In a related note, Gov. Arnold Schwarzenegger today in a speech in San Diego challenged cities to post officials’ salaries on websites if they have nothing to hide.

In 2003, San Mateo County Judge Rosemary Pfeiffer ruled that the salaries of government employees were secret. Her ruling came in a case where the cities of Atherton, Burlingame, Foster City, San Carlos and San Mateo along with unions representing employees in those cities sued the Palo Alto Daily News over its request to obtain their salaries.

An appeals court upheld her ruling, and the Daily News dropped the case.

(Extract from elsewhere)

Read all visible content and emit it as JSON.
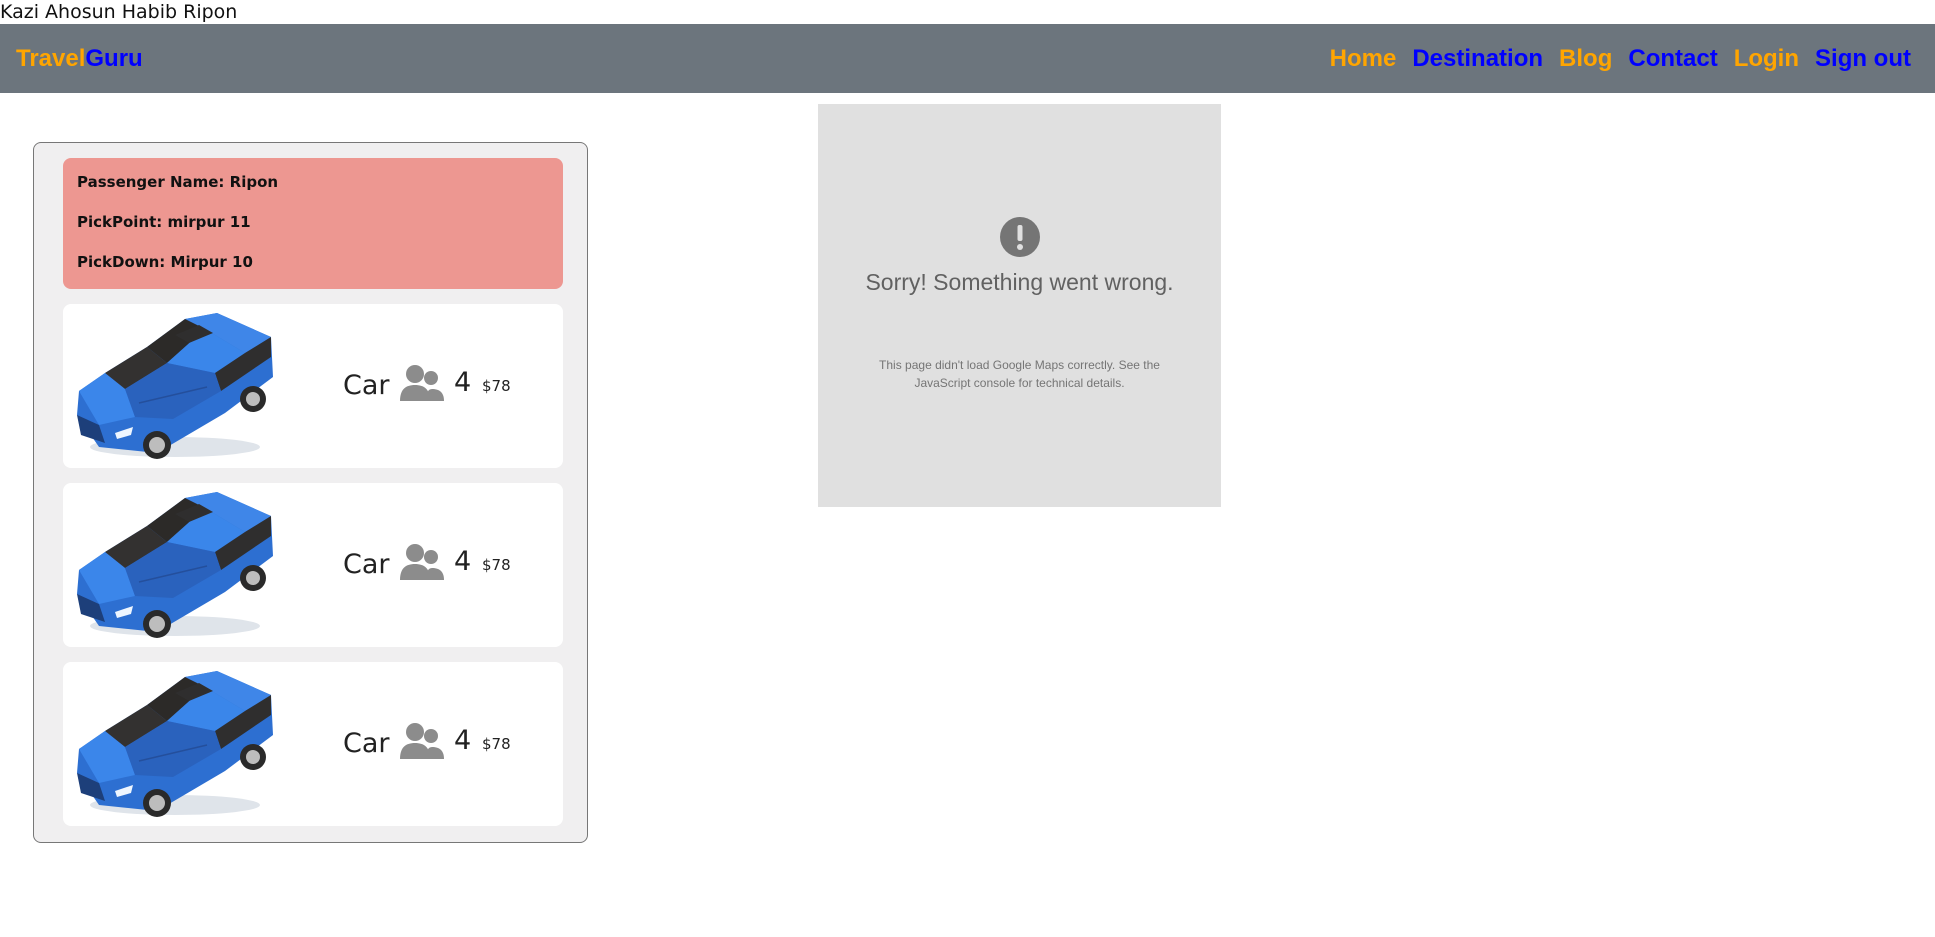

The now-defunct Knight Ridder chain, which jumped in to assist the Daily News fight the suit, decided to battle the case in a different venue.

Knight Ridder had its Contra Costa Times request salaries for all Oakland city government employees making over $100,000 a year. The unions there sued over the request. A trial was held in Alameda County, and the Times won. The unions appealed and the Times won again.

The unions appealed to the California Supreme Court, which ruled on Aug. 27, 2007 that the salaries of government employees are a matter of public record and must be available upon request to “ensure transparency in government.” [Full disclosure: The editor of the Press Club blog, Dave Price, was an owner of the Daily News during the salaries lawsuit, a case known as Teamsters v. Priceless.]